A chegada da maternidade impõe desafios que vão além da rotina: falta de empatia das lideranças, dificuldade de reinserção após a licença-maternidade e cobranças exageradas. Contudo, o que para alguns representa um “degrau quebrado” na carreira, é visto por muitas mães como um verdadeiro “doutorado de vida” — uma experiência única, que nenhuma faculdade ou trajetória profissional oferece.

“É doutorado para a vida. A mulher vai cuidar de uma pessoa que terá responsabilidade de cuidar de outras. Relações de trabalho também são relações de cuidado — com os colegas e com a responsabilidade assumida ao assinar um contrato”, explica Wania Sant’Anna, historiadora e integrante do Centro de Estudos e Dados sobre Desigualdade Racial (CEDRA), ao Economia Real.

A pressão por produtividade, a insegurança profissional e a ausência de acolhimento criam barreiras invisíveis que especialistas chamam de “degrau quebrado” na carreira das mulheres.

“No auge da ascensão profissional, geralmente durante a idade fértil, muitas se deparam com um obstáculo que interrompe o avanço. Ao retornarem da licença, enfrentam desigualdade salarial, dificuldade de reinserção e o julgamento silencioso de que sua carreira estaria em pausa”, detalha Michelle Levy Terni, CEO da consultoria Filhos no Currículo.

Segundo dados do IBGE, em 2022, apenas 56% das mulheres com filhos de até seis anos estavam empregadas. Entre os homens na mesma condição, o índice sobe para 89%.

Michelle, mãe de três filhos — Thomas, Alex e Lara — destaca que os maiores desafios ocorrem nos primeiros anos da criança e quando as mulheres chegam aos 40 anos. “Sem escuta ativa e apoio das lideranças, esse reencontro com o propósito pode ser interpretado como desengajamento, e não como um processo legítimo de crescimento”, diz.

Quando a empresa acolhe verdadeiramente uma profissional com filhos, ela desenvolve uma líder mais conectada, produtiva e engajada”, reforça Michelle.

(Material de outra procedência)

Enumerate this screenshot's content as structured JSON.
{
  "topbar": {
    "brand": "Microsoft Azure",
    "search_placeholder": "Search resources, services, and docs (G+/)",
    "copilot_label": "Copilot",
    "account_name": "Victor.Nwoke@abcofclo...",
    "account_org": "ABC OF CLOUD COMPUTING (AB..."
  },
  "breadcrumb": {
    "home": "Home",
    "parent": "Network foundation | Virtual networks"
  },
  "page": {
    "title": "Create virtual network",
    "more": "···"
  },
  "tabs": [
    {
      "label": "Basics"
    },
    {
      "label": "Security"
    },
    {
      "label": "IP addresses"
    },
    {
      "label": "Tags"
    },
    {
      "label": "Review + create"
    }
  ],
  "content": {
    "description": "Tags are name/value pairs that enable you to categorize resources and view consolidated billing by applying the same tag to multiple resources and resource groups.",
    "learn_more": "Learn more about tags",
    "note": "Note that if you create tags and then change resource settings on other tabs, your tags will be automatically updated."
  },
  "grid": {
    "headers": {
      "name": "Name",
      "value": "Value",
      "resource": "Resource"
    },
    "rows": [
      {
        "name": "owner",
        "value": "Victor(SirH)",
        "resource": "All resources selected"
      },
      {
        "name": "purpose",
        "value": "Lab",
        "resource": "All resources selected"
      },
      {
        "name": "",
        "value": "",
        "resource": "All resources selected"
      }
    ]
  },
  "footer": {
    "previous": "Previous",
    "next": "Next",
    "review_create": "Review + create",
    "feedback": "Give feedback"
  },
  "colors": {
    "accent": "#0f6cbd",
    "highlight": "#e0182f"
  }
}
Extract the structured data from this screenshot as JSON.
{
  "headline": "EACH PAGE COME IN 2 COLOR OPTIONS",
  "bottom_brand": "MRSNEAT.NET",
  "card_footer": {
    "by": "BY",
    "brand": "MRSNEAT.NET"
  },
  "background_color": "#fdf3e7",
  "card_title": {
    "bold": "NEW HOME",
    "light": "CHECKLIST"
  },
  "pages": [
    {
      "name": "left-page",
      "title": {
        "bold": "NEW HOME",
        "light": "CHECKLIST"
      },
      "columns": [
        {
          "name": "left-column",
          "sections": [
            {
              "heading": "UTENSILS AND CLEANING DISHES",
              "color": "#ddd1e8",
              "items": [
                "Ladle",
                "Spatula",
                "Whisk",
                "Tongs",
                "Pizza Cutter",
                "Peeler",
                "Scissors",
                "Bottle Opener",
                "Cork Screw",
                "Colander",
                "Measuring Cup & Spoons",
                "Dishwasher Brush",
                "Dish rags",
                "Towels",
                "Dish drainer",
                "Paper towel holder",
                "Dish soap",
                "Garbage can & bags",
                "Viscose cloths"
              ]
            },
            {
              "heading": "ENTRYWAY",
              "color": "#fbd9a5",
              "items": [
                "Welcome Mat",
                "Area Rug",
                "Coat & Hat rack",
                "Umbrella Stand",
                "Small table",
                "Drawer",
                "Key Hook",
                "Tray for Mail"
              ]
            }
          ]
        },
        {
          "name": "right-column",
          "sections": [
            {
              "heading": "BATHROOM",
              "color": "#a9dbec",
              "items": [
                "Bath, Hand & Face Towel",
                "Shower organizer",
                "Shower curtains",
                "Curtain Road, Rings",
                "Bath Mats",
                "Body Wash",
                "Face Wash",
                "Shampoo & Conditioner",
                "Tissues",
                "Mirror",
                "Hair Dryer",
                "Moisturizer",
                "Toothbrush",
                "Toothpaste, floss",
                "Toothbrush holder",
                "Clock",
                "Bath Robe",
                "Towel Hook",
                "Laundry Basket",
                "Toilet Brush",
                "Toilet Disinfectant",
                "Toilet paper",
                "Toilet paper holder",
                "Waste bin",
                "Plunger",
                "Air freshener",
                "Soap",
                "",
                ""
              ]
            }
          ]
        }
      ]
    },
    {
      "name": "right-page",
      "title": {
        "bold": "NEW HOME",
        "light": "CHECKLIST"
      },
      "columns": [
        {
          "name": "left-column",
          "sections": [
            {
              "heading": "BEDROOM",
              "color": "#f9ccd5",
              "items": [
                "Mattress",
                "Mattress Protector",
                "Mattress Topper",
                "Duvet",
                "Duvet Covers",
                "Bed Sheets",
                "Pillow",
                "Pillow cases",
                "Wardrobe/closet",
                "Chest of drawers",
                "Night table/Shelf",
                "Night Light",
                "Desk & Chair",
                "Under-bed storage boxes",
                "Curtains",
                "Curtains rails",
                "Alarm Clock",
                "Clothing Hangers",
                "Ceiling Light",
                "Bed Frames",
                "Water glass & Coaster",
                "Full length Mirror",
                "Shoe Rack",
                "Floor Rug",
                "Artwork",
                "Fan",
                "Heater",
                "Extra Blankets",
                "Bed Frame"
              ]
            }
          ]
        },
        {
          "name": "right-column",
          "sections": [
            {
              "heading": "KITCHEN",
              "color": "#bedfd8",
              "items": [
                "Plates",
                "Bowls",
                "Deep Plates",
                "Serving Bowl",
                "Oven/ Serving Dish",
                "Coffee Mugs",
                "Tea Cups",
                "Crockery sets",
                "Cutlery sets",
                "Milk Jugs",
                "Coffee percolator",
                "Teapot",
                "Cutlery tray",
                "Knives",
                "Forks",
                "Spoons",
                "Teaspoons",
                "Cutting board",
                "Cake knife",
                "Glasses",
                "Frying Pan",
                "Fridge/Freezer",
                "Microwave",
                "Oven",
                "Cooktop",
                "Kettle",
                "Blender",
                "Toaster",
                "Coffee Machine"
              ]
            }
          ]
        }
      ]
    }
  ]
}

Carina Rodrigues Hirama, sócia da Daniel Advogados e mãe de quatro filhos, é um exemplo de como maternidade e liderança podem caminhar juntas. Especialista em proteção de dados e inteligência artificial, ela afirma que a parentalidade desenvolve empatia, inteligência emocional e a habilidade de tomar decisões sob pressão.

“Ela ensina a liderar na raiz, no cerne. Ensina o que é servir, entender o outro, trabalhar com diversidade de pensamento pensamento e posicionamento. Sempre acreditei que é possível conciliar carreira e maternidade”, afirma.

Levantamento feito pela Filhos no Currículo em parceria com o Movimento Mulher 360 entre abril e junho de 2020 e obtido pela reportagem mostra que 98% das mães e pais desenvolvem habilidades profissionais após a chegada dos filhos.

Entre elas estão: empatia, gestão de tempo, resolução de problemas complexos, comunicação assertiva e liderança colaborativa. Todas estão listadas como competências essenciais do profissional do futuro, de acordo com o Econômico Mundial.

“Essas transformações só acontecem em ambientes que reconhecem a parentalidade como um ativo de valor, não como limitação”, afirma Michelle. Ela defende que empresas desenvolvam políticas de apoio à parentalidade, com escuta ativa, planejamento e lideranças preparadas.

Direitos trabalhistas das mães: o que diz a legislação

A CLT (Consolidação das Leis do Trabalho) assegura diversos direitos às mães no mercado de trabalho. A advogada trabalhista Gabriella Valdambrini, sócia do Valdambrini Arruda de Andrade Advocacia, destaca os principais:

Estabilidade no emprego desde a concepção até cinco meses após o parto

– Licença-maternidade de, no mínimo, 120 dias
– Transferência de função por condição médica
– Direito a seis consultas médicas durante a gestação
– Dois intervalos diários de 30 minutos para amamentação até o bebê completar seis meses

Ela lembra que acordos coletivos podem ampliar esses direitos. Sobre a amamentação, defende que empresas adotem horários flexíveis ou redução de jornada, o que facilita a adaptação na volta ao trabalho.

Larissa Fortes de Almeida, sócia do escritório Andrade Maia Advogados, reforça que a estabilidade também se aplica a mães adotivas e mulheres que sofreram aborto espontâneo, com direito a duas semanas de repouso remunerado. Além disso, mães e pais têm direito de faltar um dia por ano para levar filhos de até seis anos ao médico.

“O TST (Tribunal Superior do Trabalho) tem reconhecido o direito à redução de jornada para mães atípicas, cujos filhos precisam de acompanhamento constante — medida aplicada por analogia às normas dos servidores públicos”, finaliza.